Na outra ponta, o crescimento trouxe também desafios, como o aumento do volume e buracos na cadeira logística -- que, para móveis, já é mais complexa do que em alguns outros setores devido ao volume dos itens. "Vimos muitos desafios principalmente no começo da pandemia, muitos municípios com indústria fechada e tivemos que retirar produto do site, ou muita transportadora que fechou diante da crise. Mas nossa indústria conseguiu absorver isso", diz Victor Noda, co-fundador e presidente da Mobly.
Com as lojas físicas fechadas, a participação do online nas vendas totais de móveis teve um salto. A fatia, que ficava abaixo de 10% antes da pandemia, chegou a quase 21% em maio, segundo cálculos da Mastercard compilados pelo banco BTG Pactual. Na média do e-commerce, a penetração foi menor: chegou a 12%, ante cerca de 6% antes da pandemia.
Agora, para a retomada do comércio, as empresas também se voltam a suas estratégias multicanal, que já haviam sido iniciadas nos últimos meses.
A Mobly abriu em julho do ano passado sua primeira loja física, em São Paulo, que funciona como mostruário de alguns móveis e tem algumas centenas de peças menores em estoque.
Desde então, inaugurou também outra dezena de espaços, incluindo outlets (em que também são vendidos produtos que foram devolvidos por clientes ou com pequenas avarias) e lojas menores em bairros. A Mobly tem hoje lojas em bairros mais afastados do centro de São Paulo e cidades nos arredores, como Campinas e Guarulhos.
Os espaços das lojas podem atuar como estoque avançado para entrega expressa, outro fator que as empresas esperam usar para impulsionar a qualidade e aceitação das vendas online.
Antes da pandemia, a MadeiraMadeira também havia lançado neste ano em Curitiba sua primeira loja física, no modelo de showroom, sem estoque.
A Leroy Merlin, de materiais de construção, móveis e decoração, também afirma que prevê crescer de 7% a 8% neste ano, com vendas chegando a 6 bilhões de reais, segundo entrevista anterior à EXAME. Em uma das lojas, na zona norte de São Paulo, o movimento dobrou em relação a antes do isolamento, mesmo durante a quarentena, incluindo com estratégias multicanal.

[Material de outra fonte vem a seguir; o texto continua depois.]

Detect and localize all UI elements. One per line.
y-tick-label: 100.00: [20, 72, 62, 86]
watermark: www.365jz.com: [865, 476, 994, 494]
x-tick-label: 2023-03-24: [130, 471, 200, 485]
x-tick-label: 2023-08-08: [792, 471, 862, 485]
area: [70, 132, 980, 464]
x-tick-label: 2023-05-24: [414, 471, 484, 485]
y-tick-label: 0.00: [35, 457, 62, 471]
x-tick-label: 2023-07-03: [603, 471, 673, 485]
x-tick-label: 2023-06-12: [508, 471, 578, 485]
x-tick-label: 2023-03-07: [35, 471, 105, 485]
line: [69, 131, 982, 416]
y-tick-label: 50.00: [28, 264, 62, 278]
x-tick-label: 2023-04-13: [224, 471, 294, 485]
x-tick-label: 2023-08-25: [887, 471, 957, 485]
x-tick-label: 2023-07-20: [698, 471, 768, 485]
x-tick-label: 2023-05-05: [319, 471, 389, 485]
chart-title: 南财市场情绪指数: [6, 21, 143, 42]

O e-commerce ainda responde por só 6% do faturamento, mas também foi um dos grandes destaques na pandemia: os pedidos online foram de 80 por dia antes da quarentena para 700 diários.

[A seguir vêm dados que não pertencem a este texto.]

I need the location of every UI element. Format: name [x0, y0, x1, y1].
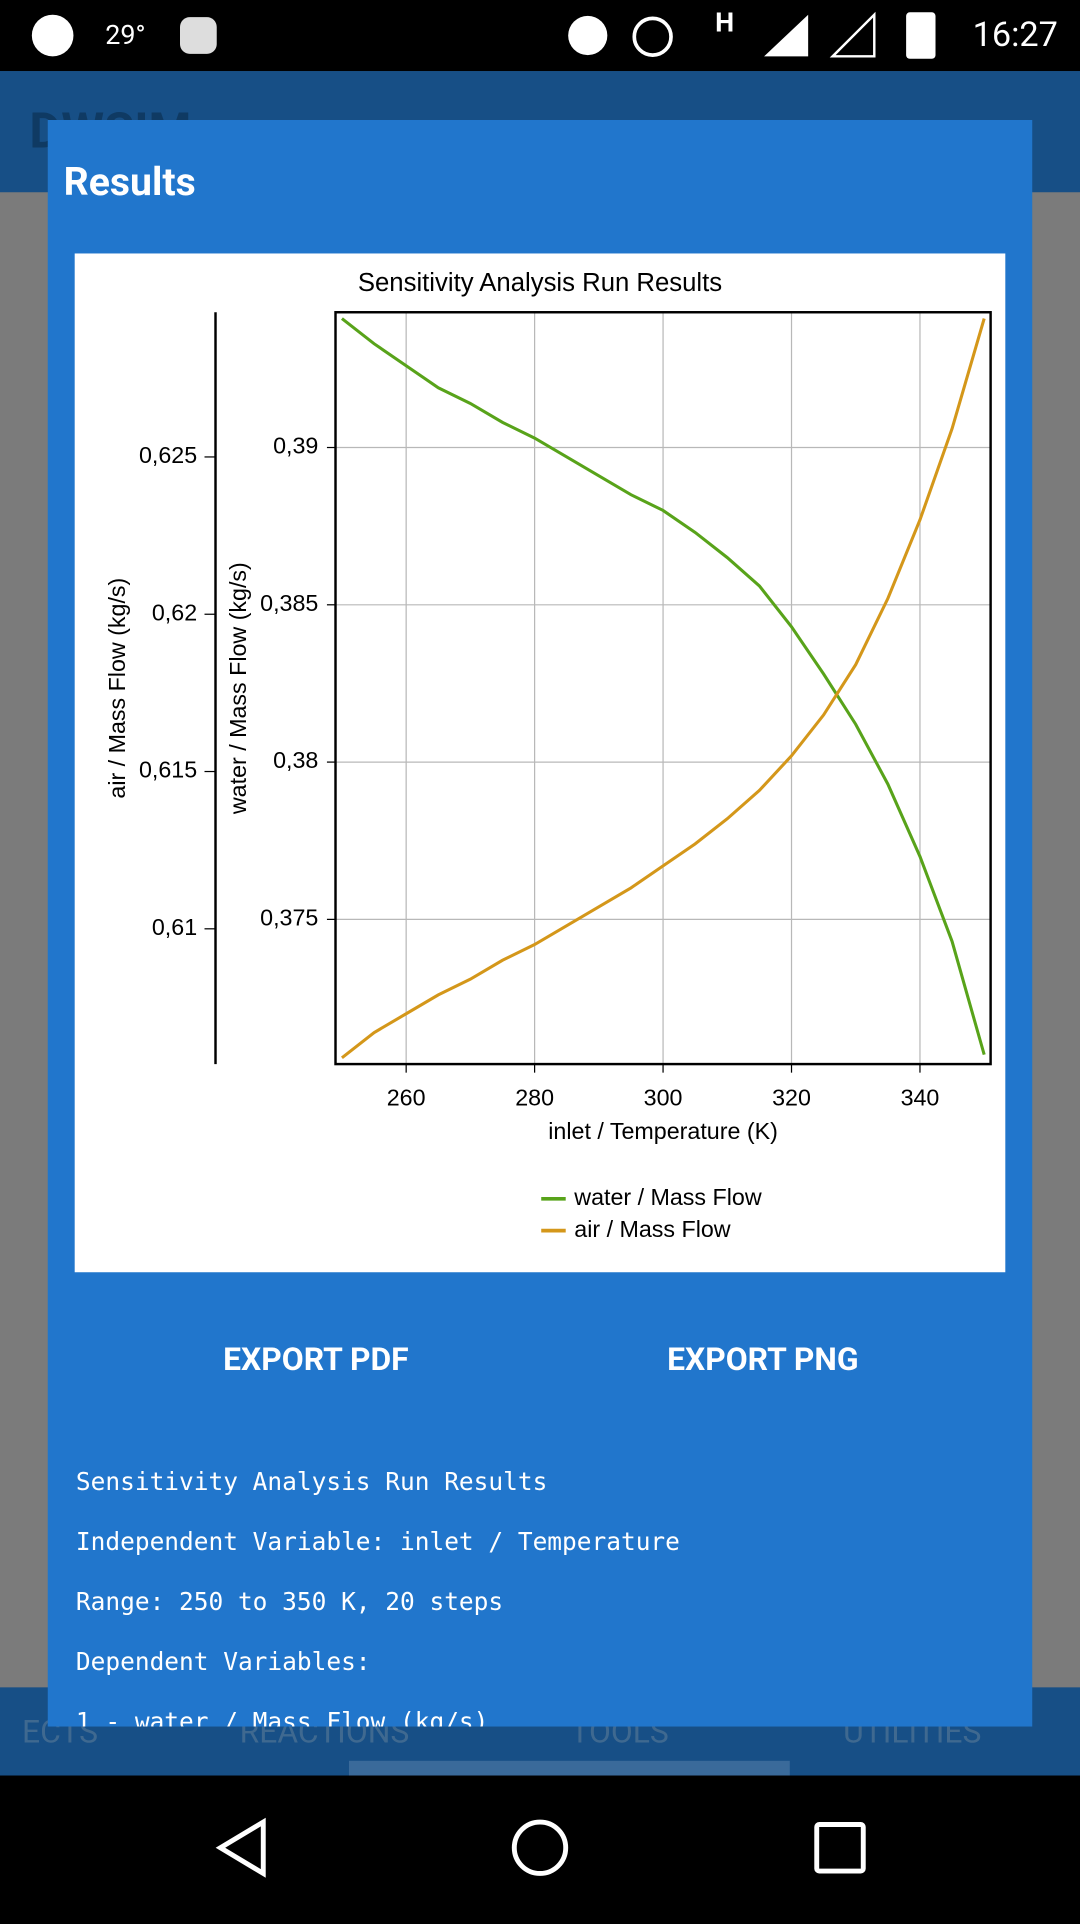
- status-temperature: 29°: [105, 19, 145, 51]
- y2-axis-label: air / Mass Flow (kg/s): [104, 578, 130, 799]
- home-button[interactable]: [511, 1819, 569, 1876]
- tab-indicator: [348, 1760, 790, 1776]
- button[interactable]: EXPORT PDF: [223, 1340, 409, 1378]
- legend-label: air / Mass Flow: [574, 1216, 731, 1242]
- button[interactable]: EXPORT PNG: [667, 1340, 859, 1378]
- battery-icon: [906, 12, 936, 59]
- y-tick-label: 0,375: [260, 905, 318, 931]
- dialog-title: Results: [64, 159, 196, 205]
- result-line: Sensitivity Analysis Run Results: [76, 1467, 547, 1496]
- music-icon: [31, 14, 74, 57]
- y2-tick-label: 0,62: [152, 599, 197, 625]
- chart: Sensitivity Analysis Run Results 260 280 30…: [104, 269, 992, 1242]
- x-tick-label: 300: [644, 1085, 683, 1111]
- chart-title: Sensitivity Analysis Run Results: [358, 269, 722, 297]
- status-network: H: [715, 7, 734, 39]
- plot-frame: [334, 311, 992, 1066]
- status-time: 16:27: [973, 15, 1058, 55]
- recents-button[interactable]: [814, 1822, 866, 1874]
- dnd-icon: [568, 15, 608, 56]
- legend-label: water / Mass Flow: [573, 1184, 762, 1210]
- y2-tick-label: 0,61: [152, 914, 197, 940]
- back-button[interactable]: [215, 1817, 266, 1878]
- signal-icon: [829, 11, 876, 58]
- x-tick-label: 260: [387, 1085, 426, 1111]
- alarm-icon: [632, 16, 673, 57]
- x-tick-label: 280: [515, 1085, 554, 1111]
- y-tick-label: 0,38: [273, 747, 318, 773]
- y-axis-label: water / Mass Flow (kg/s): [225, 562, 251, 815]
- android-icon: [180, 17, 217, 54]
- chart-panel: [74, 253, 1006, 1273]
- y-tick-label: 0,39: [273, 433, 318, 459]
- y-tick-label: 0,385: [260, 590, 318, 616]
- y2-tick-label: 0,615: [139, 757, 197, 783]
- result-line: 1 - water / Mass Flow (kg/s): [76, 1707, 488, 1736]
- result-line: Range: 250 to 350 K, 20 steps: [76, 1587, 503, 1616]
- series-line: [340, 317, 986, 1056]
- result-line: Independent Variable: inlet / Temperatur…: [76, 1527, 680, 1556]
- series-line: [340, 318, 986, 1059]
- y2-tick-label: 0,625: [139, 442, 197, 468]
- x-tick-label: 320: [772, 1085, 811, 1111]
- result-line: Dependent Variables:: [76, 1647, 371, 1676]
- x-axis-label: inlet / Temperature (K): [548, 1118, 778, 1144]
- x-tick-label: 340: [901, 1085, 940, 1111]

O setor de móveis também enfrenta os desafios inerentes à crise econômica, como o desemprego no Brasil, a retração da economia e o foco dos consumidores em bens essenciais, como alimentação e saúde. Comprar um sofá novo, nesse contexto, pode ser um plano classificado com a alcunha de supérfluo no médio prazo.
No acumulado do ano, a categoria de móveis tem queda de 9,3% nas vendas entre janeiro e maio, segundo os últimos dados da Pesquisa Mensal do Comércio do IBGE, divulgada neste mês. No acumulado da categoria móveis e eletrodomésticos, a queda cai para 7,1%.
Contudo, após o fundo do poço de março e abril, a categoria cresceu 47,5% em maio na comparação com abril. Podem ser sinais de uma retomada mais consistente do varejo como um todo, que cresceu acima das expectativas dos analistas em maio (últimos dados disponíveis do IBGE).
Para as empresas que apostam no crescimento do comércio eletrônico, a expectativa é que a retomada do setor aconteça, mas mantendo o interesse dos clientes pelas compras na internet.
"Eu vi recentemente uma análise muito interessante: a tecnologia crescia em uma velocidade exponencial, mas não a adaptação das pessoas à tecnologia", afirma Scandian, da MadeiraMadeira. "Agora, no e-commerce e em muitos produtos digitais, houve uma aceleração da frente de adaptação das pessoas, o que é essencial não só agora mas para o nosso futuro."